In the midst of my negative spiral I decided, fuck it - we are going outside. I decided that the worst case scenario is that she has an accident but that would be better than stewing in this negative energy. We got a pee in the potty and then trekked down to our neighborhood park. The kids laughed and played, the boys threw the football and it was just what we needed.

When we are running businesses, stressed out by our full calendars and the continuing responsibilities there is this tunnel vision that happens that creates a life of suffering. We forget that we have so much power over our circumstances. When things are hard, don’t make them harder by bearing down, give yourself the fulfillment your heart needs in the form of FUN.

5. Consistency trumps perfection.

I’m sure many Instagram moms potty train their kids perfectly in 12 hours or something, but that’s not me. What I do though, is I keep going. Even when it sucks, even when I feel like a bad mom who has no idea what I am doing. I’d rather focus on our philosophy of not going back to diapers after we get rid of them than quit because we didn’t get it right away.
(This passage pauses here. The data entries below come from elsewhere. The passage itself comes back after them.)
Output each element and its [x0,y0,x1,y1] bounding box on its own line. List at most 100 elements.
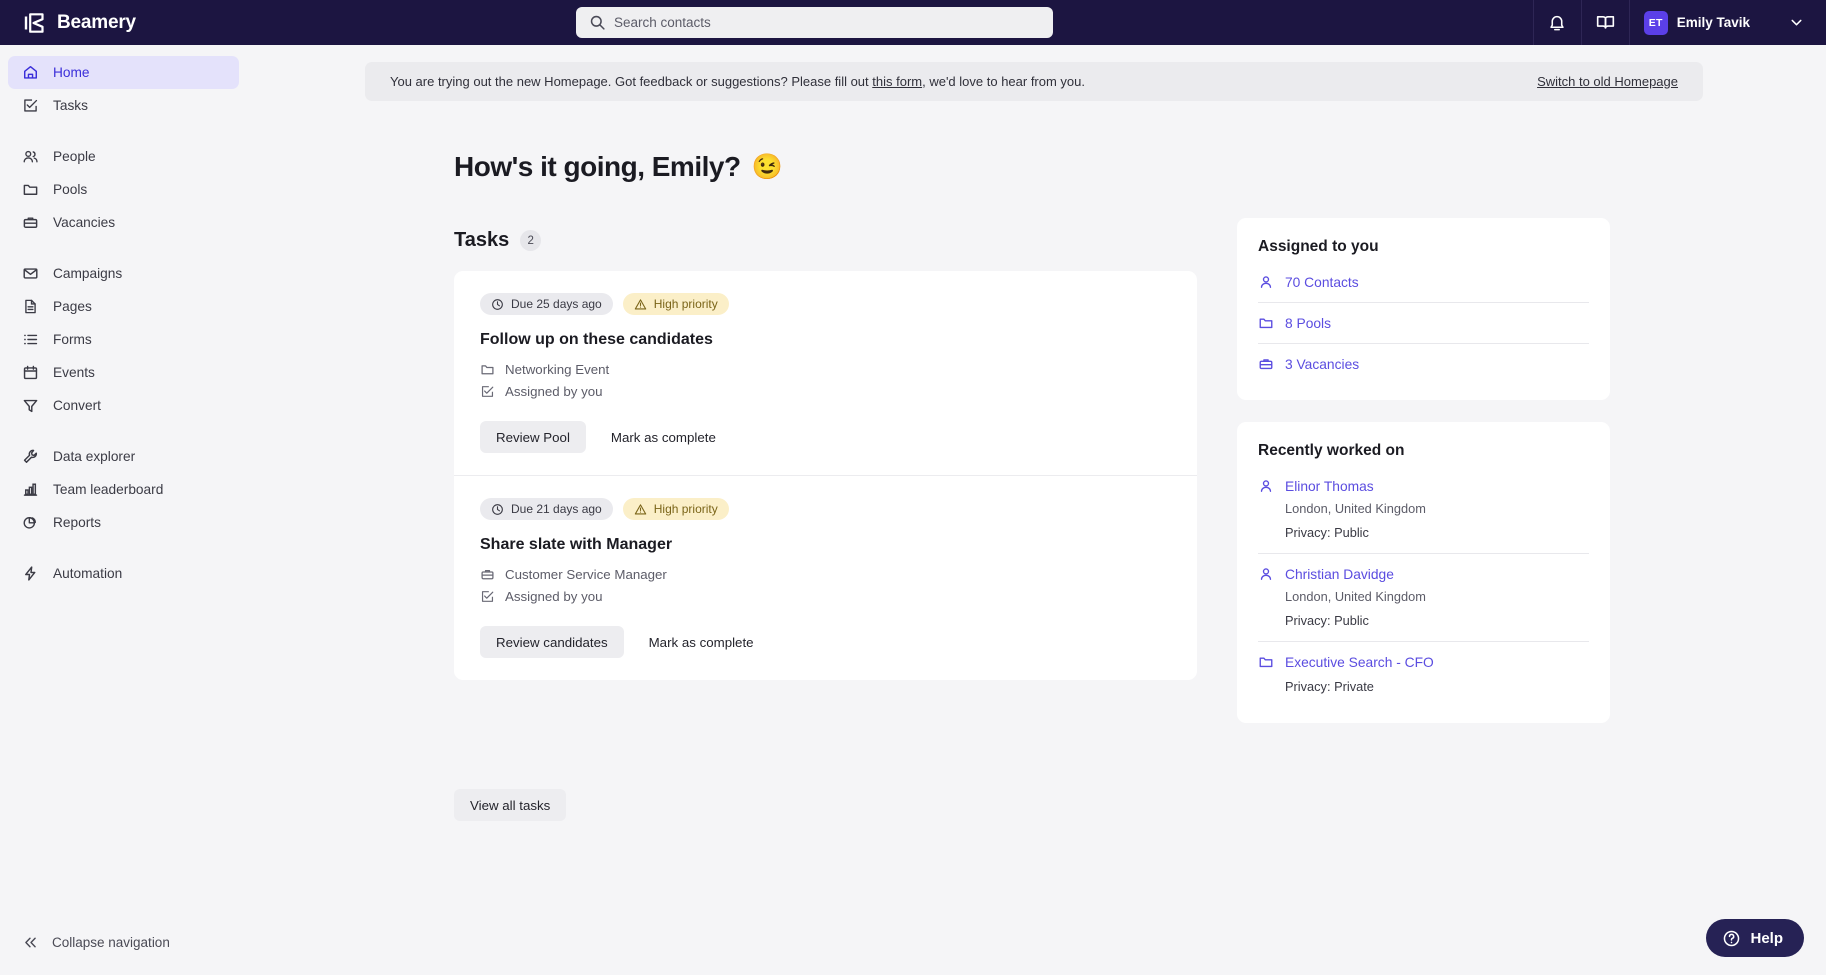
envelope-icon [22,265,39,282]
sidebar-item-team-leaderboard[interactable]: Team leaderboard [8,473,239,506]
task-priority-badge: High priority [623,498,729,520]
sidebar-item-events[interactable]: Events [8,356,239,389]
sidebar-item-label: Pools [53,182,87,197]
list-icon [22,331,39,348]
warning-triangle-icon [634,298,647,311]
list-item: Elinor Thomas London, United Kingdom Pri… [1258,466,1589,553]
switch-to-old-homepage-link[interactable]: Switch to old Homepage [1537,74,1678,89]
recently-worked-on-card: Recently worked on Elinor Thomas London,… [1237,422,1610,723]
clock-icon [491,503,504,516]
view-all-tasks-button[interactable]: View all tasks [454,789,566,821]
briefcase-icon [1258,356,1274,372]
nav-divider [0,539,247,557]
right-rail: Assigned to you 70 Contacts 8 Pools 3 Va… [1237,218,1610,723]
banner-text-after: , we'd love to hear from you. [922,74,1085,89]
task-priority-badge: High priority [623,293,729,315]
sidebar-item-label: Convert [53,398,101,413]
nav-divider [0,122,247,140]
help-button[interactable]: Help [1706,919,1804,957]
sidebar-item-label: Data explorer [53,449,135,464]
task-priority-label: High priority [654,297,718,311]
search-input[interactable] [576,7,1053,38]
banner-message: You are trying out the new Homepage. Got… [390,74,1085,89]
folder-icon [1258,315,1274,331]
folder-icon [480,362,495,377]
sidebar-item-label: Events [53,365,95,380]
briefcase-icon [480,567,495,582]
notifications-button[interactable] [1533,0,1581,45]
sidebar-item-pools[interactable]: Pools [8,173,239,206]
sidebar-item-label: Automation [53,566,122,581]
sidebar-item-pages[interactable]: Pages [8,290,239,323]
task-pills: Due 25 days ago High priority [480,293,1171,315]
assigned-row-label: 70 Contacts [1285,275,1359,290]
task-pills: Due 21 days ago High priority [480,498,1171,520]
calendar-icon [22,364,39,381]
recent-contact-link[interactable]: Christian Davidge [1258,566,1589,582]
task-meta-row: Customer Service Manager [480,567,1171,582]
user-menu[interactable]: ET Emily Tavik [1629,0,1766,45]
sidebar-item-convert[interactable]: Convert [8,389,239,422]
nav-group-1: Home Tasks [0,45,247,122]
person-icon [1258,478,1274,494]
folder-icon [22,181,39,198]
recent-item-name: Elinor Thomas [1285,479,1374,494]
knowledge-base-button[interactable] [1581,0,1629,45]
search-container[interactable] [576,7,1053,38]
task-check-icon [480,589,495,604]
sidebar-item-label: Campaigns [53,266,122,281]
folder-icon [1258,654,1274,670]
sidebar-item-label: Reports [53,515,101,530]
tasks-section-header: Tasks 2 [454,229,541,252]
avatar: ET [1644,11,1668,35]
review-pool-button[interactable]: Review Pool [480,421,586,453]
assigned-vacancies-link[interactable]: 3 Vacancies [1258,344,1589,384]
assigned-contacts-link[interactable]: 70 Contacts [1258,262,1589,302]
page-title: How's it going, Emily? 😉 [454,151,782,183]
nav-group-5: Automation [0,557,247,590]
recent-item-location: London, United Kingdom [1285,501,1589,516]
task-card: Due 21 days ago High priority Share slat… [454,475,1197,680]
assigned-to-you-title: Assigned to you [1258,238,1589,256]
banner-form-link[interactable]: this form [872,74,922,89]
brand[interactable]: Beamery [22,10,136,36]
task-due-label: Due 21 days ago [511,502,602,516]
task-actions: Review candidates Mark as complete [480,626,1171,658]
sidebar-item-tasks[interactable]: Tasks [8,89,239,122]
sidebar-item-home[interactable]: Home [8,56,239,89]
recent-pool-link[interactable]: Executive Search - CFO [1258,654,1589,670]
sidebar-item-campaigns[interactable]: Campaigns [8,257,239,290]
view-all-tasks-container: View all tasks [454,789,566,821]
mark-as-complete-button[interactable]: Mark as complete [597,421,730,453]
task-card: Due 25 days ago High priority Follow up … [454,271,1197,475]
sidebar: Home Tasks People Pools [0,45,247,975]
sidebar-item-forms[interactable]: Forms [8,323,239,356]
mark-as-complete-button[interactable]: Mark as complete [635,626,768,658]
sidebar-item-reports[interactable]: Reports [8,506,239,539]
question-circle-icon [1722,929,1741,948]
recent-item-privacy: Privacy: Private [1285,679,1589,694]
sidebar-item-label: Forms [53,332,92,347]
wrench-icon [22,448,39,465]
recently-worked-on-title: Recently worked on [1258,442,1589,460]
lightning-icon [22,565,39,582]
assigned-row-label: 8 Pools [1285,316,1331,331]
book-icon [1595,12,1616,33]
chevron-down-icon [1788,14,1805,31]
task-meta: Networking Event Assigned by you [480,362,1171,399]
sidebar-item-automation[interactable]: Automation [8,557,239,590]
review-candidates-button[interactable]: Review candidates [480,626,624,658]
task-meta-row: Assigned by you [480,589,1171,604]
user-menu-toggle[interactable] [1766,0,1826,45]
task-meta-row: Assigned by you [480,384,1171,399]
sidebar-item-data-explorer[interactable]: Data explorer [8,440,239,473]
nav-group-4: Data explorer Team leaderboard Reports [0,440,247,539]
sidebar-item-people[interactable]: People [8,140,239,173]
recent-contact-link[interactable]: Elinor Thomas [1258,478,1589,494]
recent-item-name: Christian Davidge [1285,567,1394,582]
collapse-navigation-button[interactable]: Collapse navigation [22,934,170,951]
assigned-pools-link[interactable]: 8 Pools [1258,303,1589,343]
recent-item-location: London, United Kingdom [1285,589,1589,604]
nav-divider [0,239,247,257]
sidebar-item-vacancies[interactable]: Vacancies [8,206,239,239]
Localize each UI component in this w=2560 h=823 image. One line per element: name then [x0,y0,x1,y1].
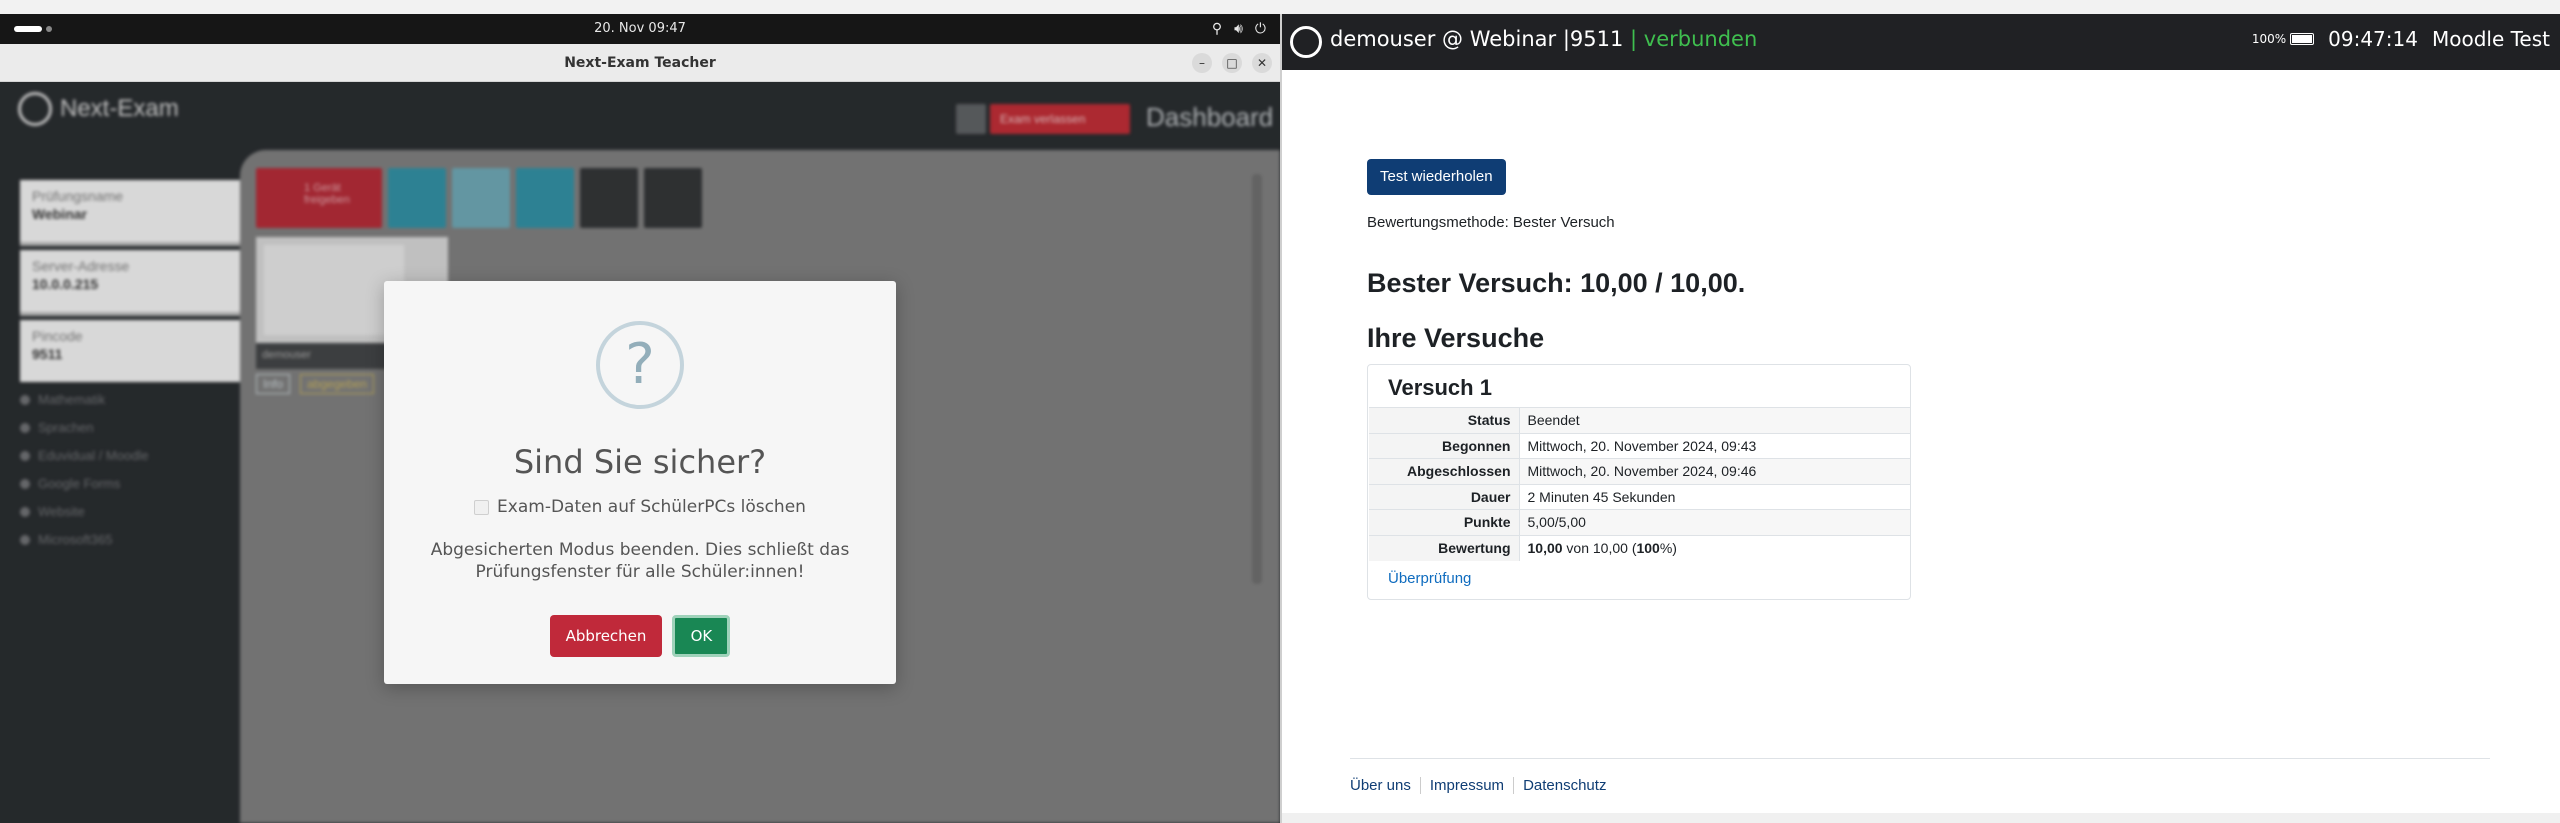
confirm-dialog: ? Sind Sie sicher? Exam-Daten auf Schüle… [384,281,896,684]
table-row: Begonnen Mittwoch, 20. November 2024, 09:… [1369,432,1910,459]
seb-course-name: Moodle Test [2431,27,2550,51]
footer-imprint-link[interactable]: Impressum [1419,777,1513,794]
cancel-button[interactable]: Abbrechen [549,615,663,657]
table-row: Bewertung 10,00 von 10,00 (100%) [1369,534,1910,561]
grade-max: von 10,00 ( [1562,540,1637,556]
best-attempt-heading: Bester Versuch: 10,00 / 10,00. [1367,268,1746,298]
row-label: Begonnen [1369,432,1519,459]
dialog-title: Sind Sie sicher? [513,443,767,481]
grade-suffix: %) [1659,540,1677,556]
seb-window: demouser @ Webinar |9511 | verbunden 100… [1282,14,2560,823]
footer-links: Über uns Impressum Datenschutz [1350,777,1615,794]
connection-status: | verbunden [1630,27,1758,51]
window-title: Next-Exam Teacher [564,55,716,71]
bottom-strip [1282,813,2560,823]
system-tray[interactable]: ⚲ 🔊︎ ⏻ [1212,20,1266,37]
row-value: Mittwoch, 20. November 2024, 09:46 [1518,458,1910,484]
grade-value: 10,00 von 10,00 (100%) [1518,534,1910,561]
close-button[interactable]: ✕ [1252,53,1272,73]
table-row: Status Beendet [1369,407,1910,433]
delete-data-option: Exam-Daten auf SchülerPCs löschen [384,497,896,517]
network-icon: ⚲ [1211,20,1223,36]
retry-quiz-button[interactable]: Test wiederholen [1367,159,1506,195]
screen-top-strip [0,0,2560,14]
review-link[interactable]: Überprüfung [1388,570,1471,587]
footer-about-link[interactable]: Über uns [1350,777,1420,794]
seb-session-info: demouser @ Webinar |9511 | verbunden [1330,27,1757,51]
attempt-card: Versuch 1 Status Beendet Begonnen Mittwoch… [1367,364,1911,600]
table-row: Abgeschlossen Mittwoch, 20. November 2024… [1369,458,1910,484]
question-icon: ? [596,321,684,409]
ok-button[interactable]: OK [672,615,731,657]
grade-percent: 100 [1636,540,1660,556]
window-controls: – □ ✕ [1192,53,1272,73]
volume-icon: 🔊︎ [1234,20,1243,36]
row-value: 5,00/5,00 [1518,509,1910,535]
gnome-top-bar: 20. Nov 09:47 ⚲ 🔊︎ ⏻ [0,14,1280,44]
attempt-summary-table: Status Beendet Begonnen Mittwoch, 20. Nove… [1369,407,1910,561]
grade-score: 10,00 [1527,540,1563,556]
seb-status-area: 100% 09:47:14 Moodle Test [2252,27,2550,51]
seb-clock: 09:47:14 [2328,27,2418,51]
row-label: Bewertung [1369,534,1519,561]
checkbox-label: Exam-Daten auf SchülerPCs löschen [497,497,806,517]
row-value: Mittwoch, 20. November 2024, 09:43 [1518,432,1910,459]
seb-user-label: demouser @ Webinar |9511 [1330,27,1624,51]
row-value: 2 Minuten 45 Sekunden [1518,483,1910,510]
attempts-heading: Ihre Versuche [1367,323,1545,353]
table-row: Dauer 2 Minuten 45 Sekunden [1369,483,1910,510]
dialog-actions: Abbrechen OK [384,615,896,657]
window-titlebar: Next-Exam Teacher – □ ✕ [0,44,1280,82]
system-clock[interactable]: 20. Nov 09:47 [0,21,1280,36]
minimize-button[interactable]: – [1192,53,1212,73]
row-label: Status [1369,407,1519,433]
battery-indicator: 100% [2251,32,2315,46]
grading-method: Bewertungsmethode: Bester Versuch [1367,214,1615,231]
row-value: Beendet [1518,407,1910,433]
battery-icon [2290,33,2315,45]
dialog-message: Abgesicherten Modus beenden. Dies schlie… [430,540,850,582]
row-label: Dauer [1369,483,1519,510]
table-row: Punkte 5,00/5,00 [1369,509,1910,535]
left-desktop: 20. Nov 09:47 ⚲ 🔊︎ ⏻ Next-Exam Teacher –… [0,14,1280,823]
row-label: Abgeschlossen [1369,458,1519,484]
delete-data-checkbox[interactable] [474,499,490,515]
power-icon: ⏻ [1254,20,1266,36]
battery-percent: 100% [2251,32,2287,46]
footer-divider [1350,758,2490,759]
row-label: Punkte [1369,509,1519,535]
seb-logo-icon [1290,26,1322,58]
footer-privacy-link[interactable]: Datenschutz [1513,777,1615,794]
seb-taskbar: demouser @ Webinar |9511 | verbunden 100… [1282,14,2560,70]
attempt-title: Versuch 1 [1388,375,1492,400]
maximize-button[interactable]: □ [1222,53,1242,73]
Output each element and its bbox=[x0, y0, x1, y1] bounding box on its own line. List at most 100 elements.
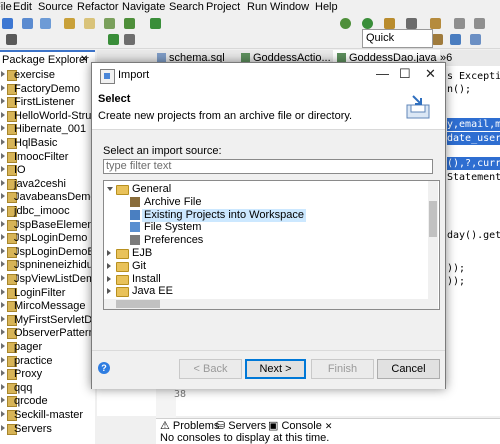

If there is anything I know about success in every single area of life, whether that is business, health, or wealth - consistency is better than perfection every single time. You lose an incredible amount of progress when you strive to get it perfect and quit when you don’t.

Leading a business with the expectation that you will get things to a place where everything is perfect is unrealistic, but if you are consistent in showing up and rising to the challenges - you will always learn. And when you do what’s necessary to keep showing up (i.e. taking care of YOURSELF) you can run a business that is rooted in sustainability.

At every level, from $0 to multi-millions - my clients have had problems, instead of expecting that they shouldn’t, they learn how to become better problem-solvers and handle the root causes in the business so it’s not recurring.

What Success Really Looks Like

As I write this we are on our 7th day of no diapers and it’s quite a difference from where we started, as we would hope, but this is a new skill that has to continue to develop over time.

I don’t expect my 23-month-old to stop playing, run to me, and tell me she has to pee - YET.

I do expect that most times we will make it to the potty, and sometimes we won’t.

But more than anything, we’ve been successful in this because we didn’t quit when it got hard, we took a breather to get ourselves in a better headspace and she is finally letting it GO!

Your success as a leader isn’t going to look like everyone else’s, and it shouldn’t. As a leader, you should be taking the opportunity to rewrite what success looks like instead of passing that down to your team and your children.

Overworking and continued overwhelm as measurements of success are invalid, an abundance of stress and never having time for yourself or your family because you are working so much isn’t success.

Success is a feeling of waking up excited every day knowing that you get to take steps to fulfill your purpose further, knowing that the process, while challenging at times, is making you and your life better. Your business success should enhance your quality of life, not take away from it. And it is absolutely possible to scale your company beyond where you are while enjoying your life and being present for your relationships in the process. I can teach you.